Fiscal policy effectiveness in a background of political fragmentation

November 20, 2025

Several advanced economies have experienced a rise in political fragmentation over the last decades (see figure). Simultaneously, governments face major challenges, like the climate transition and geopolitical tensions, that increasingly require active fiscal policy.

The authors calculate fragmentation as the number of hypothetical parties of equal size that would have the same total effect on the fragmentation of parliament as the actual parties of unequal size.
Caption: The authors calculate fragmentation as the number of hypothetical parties of equal size that would have the same total effect on the fragmentation of parliament as the actual parties of unequal size.

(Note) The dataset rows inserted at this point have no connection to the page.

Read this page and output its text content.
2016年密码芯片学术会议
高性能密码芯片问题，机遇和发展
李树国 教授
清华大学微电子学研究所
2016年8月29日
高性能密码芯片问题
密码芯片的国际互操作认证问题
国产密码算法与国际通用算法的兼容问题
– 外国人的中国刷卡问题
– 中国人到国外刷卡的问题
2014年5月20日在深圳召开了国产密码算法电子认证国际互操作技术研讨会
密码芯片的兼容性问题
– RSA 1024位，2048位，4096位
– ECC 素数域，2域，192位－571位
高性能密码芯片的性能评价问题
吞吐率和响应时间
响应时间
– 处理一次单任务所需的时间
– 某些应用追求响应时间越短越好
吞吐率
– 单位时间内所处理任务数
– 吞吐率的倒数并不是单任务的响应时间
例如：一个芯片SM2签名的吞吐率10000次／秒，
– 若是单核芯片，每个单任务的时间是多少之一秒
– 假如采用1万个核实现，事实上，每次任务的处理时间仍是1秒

While economists have long studied how economic conditions shape fiscal policy effectiveness, this paper provides the first empirical evidence that the political environment is important, too: political fragmentation substantially weakens the transmission of fiscal policy to economic activity.

Using data for 16 OECD countries over four decades, the paper measures fragmentation based on seat allocations in national parliaments. Average fragmentation has increased by more than 40% over our sample period. However, this trend masks substantial heterogeneity, which allows the authors to identify periods of high and low fragmentation that vary across countries and over time.  

The results are frame in terms of fiscal multipliers, which indicate the Dollar-change in GDP per Dollar-change in government spending. Multipliers above one indicate that government spending crowds-in additional private economy activity, while the opposite is true when multipliers are below one. The paper finds that the fiscal policy is far more powerful when political fragmentation is low. During such periods, the multiplier reaches about 1.4 and stays above one, whereas it is consistently below one when fragmentation is high. These results hold across different samples, identification strategies, and economic conditions.

A “confidence channel” drives this result: only in low-fragmentation periods do fiscal interventions boost household and business confidence, translating into stronger consumption and investment responses. High fragmentation, by contrast, is associated with higher uncertainty and lower trust, weakening the effect of fiscal policy on confidence.

Up to the end of the sample in 2019, Portugal exhibited relatively low political fragmentation, with a clear bipartisan structure dominated by PS and PSD. Since then, however, fragmentation has increased markedly, driven in large part by the rise of Chega over the last three elections. Based on these results, the authors suggest that, in the current political landscape, fiscal policy may face greater challenges in effectively stimulating economic activity.